Like many other affections, this one, too, stems from similarity Not the similarity between us—we are not similar at all—but the similarity between our spouses, between her husband and my wife, and as Zohar herself said to me many years later, in a moment that mingled alcohol with embarrassment, laughter with loneliness, “Our troubles are very similar. It’s just that your trouble is crappier than mine and my trouble is shittier than yours.” I felt a covenant had been established between us, that of two interlopers who had been appended to the same eminent family

I love her twins, too—Yoav and Yariv—in spite of the jealousy I felt when they were born, and I am proud to say that I am the one who coined their nickname, the Y-Team, which stuck at once and has even undergone a number of improvements: Liora turned them into the Double-Ys, while Zohar decreed separate nicknames for each of her boys. Yoav, the firstborn, became Y1, while Yariv, born several minutes later, was Y2.

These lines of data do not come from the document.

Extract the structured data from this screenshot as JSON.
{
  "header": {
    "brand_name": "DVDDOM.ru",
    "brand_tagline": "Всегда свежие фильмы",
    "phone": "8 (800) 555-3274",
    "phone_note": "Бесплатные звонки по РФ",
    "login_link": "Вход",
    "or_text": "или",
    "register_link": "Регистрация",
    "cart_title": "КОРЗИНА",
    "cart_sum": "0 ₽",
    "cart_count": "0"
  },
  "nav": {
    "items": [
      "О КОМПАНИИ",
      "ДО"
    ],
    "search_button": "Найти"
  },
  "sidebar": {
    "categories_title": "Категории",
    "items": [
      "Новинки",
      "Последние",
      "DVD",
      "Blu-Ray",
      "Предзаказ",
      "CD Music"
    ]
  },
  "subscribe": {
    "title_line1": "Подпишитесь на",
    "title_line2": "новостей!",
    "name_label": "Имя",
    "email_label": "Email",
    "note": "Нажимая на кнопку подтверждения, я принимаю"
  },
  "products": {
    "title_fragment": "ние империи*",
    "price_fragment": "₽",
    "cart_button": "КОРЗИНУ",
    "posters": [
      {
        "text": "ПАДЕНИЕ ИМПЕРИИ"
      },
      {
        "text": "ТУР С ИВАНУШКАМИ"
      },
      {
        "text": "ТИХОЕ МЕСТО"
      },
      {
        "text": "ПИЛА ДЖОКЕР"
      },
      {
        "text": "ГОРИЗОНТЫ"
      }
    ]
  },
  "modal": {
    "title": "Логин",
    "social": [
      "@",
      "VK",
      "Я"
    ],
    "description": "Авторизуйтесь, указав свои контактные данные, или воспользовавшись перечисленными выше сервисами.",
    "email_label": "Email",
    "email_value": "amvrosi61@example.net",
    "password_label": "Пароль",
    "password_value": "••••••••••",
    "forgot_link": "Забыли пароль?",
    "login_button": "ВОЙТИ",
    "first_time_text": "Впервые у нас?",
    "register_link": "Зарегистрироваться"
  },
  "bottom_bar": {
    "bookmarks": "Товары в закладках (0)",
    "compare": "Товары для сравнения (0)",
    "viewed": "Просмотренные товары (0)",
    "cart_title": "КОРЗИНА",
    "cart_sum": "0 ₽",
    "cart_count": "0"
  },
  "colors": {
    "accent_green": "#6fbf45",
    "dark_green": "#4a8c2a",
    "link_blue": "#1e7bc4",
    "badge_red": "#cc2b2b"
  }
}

The family lust for eating made its appearance in the twins during their very first days of life. More than once Zohar said she planned to nurse them for years and years because their nursing was so hardy that it brought her to the verge of losing consciousness and she was addicted to these moments when her “boobs emptied and her boys filled up” and everything blurred and her body was light and bent on flying, while her boys grew full and heavy, becoming the sandbags that weighted her to the ground.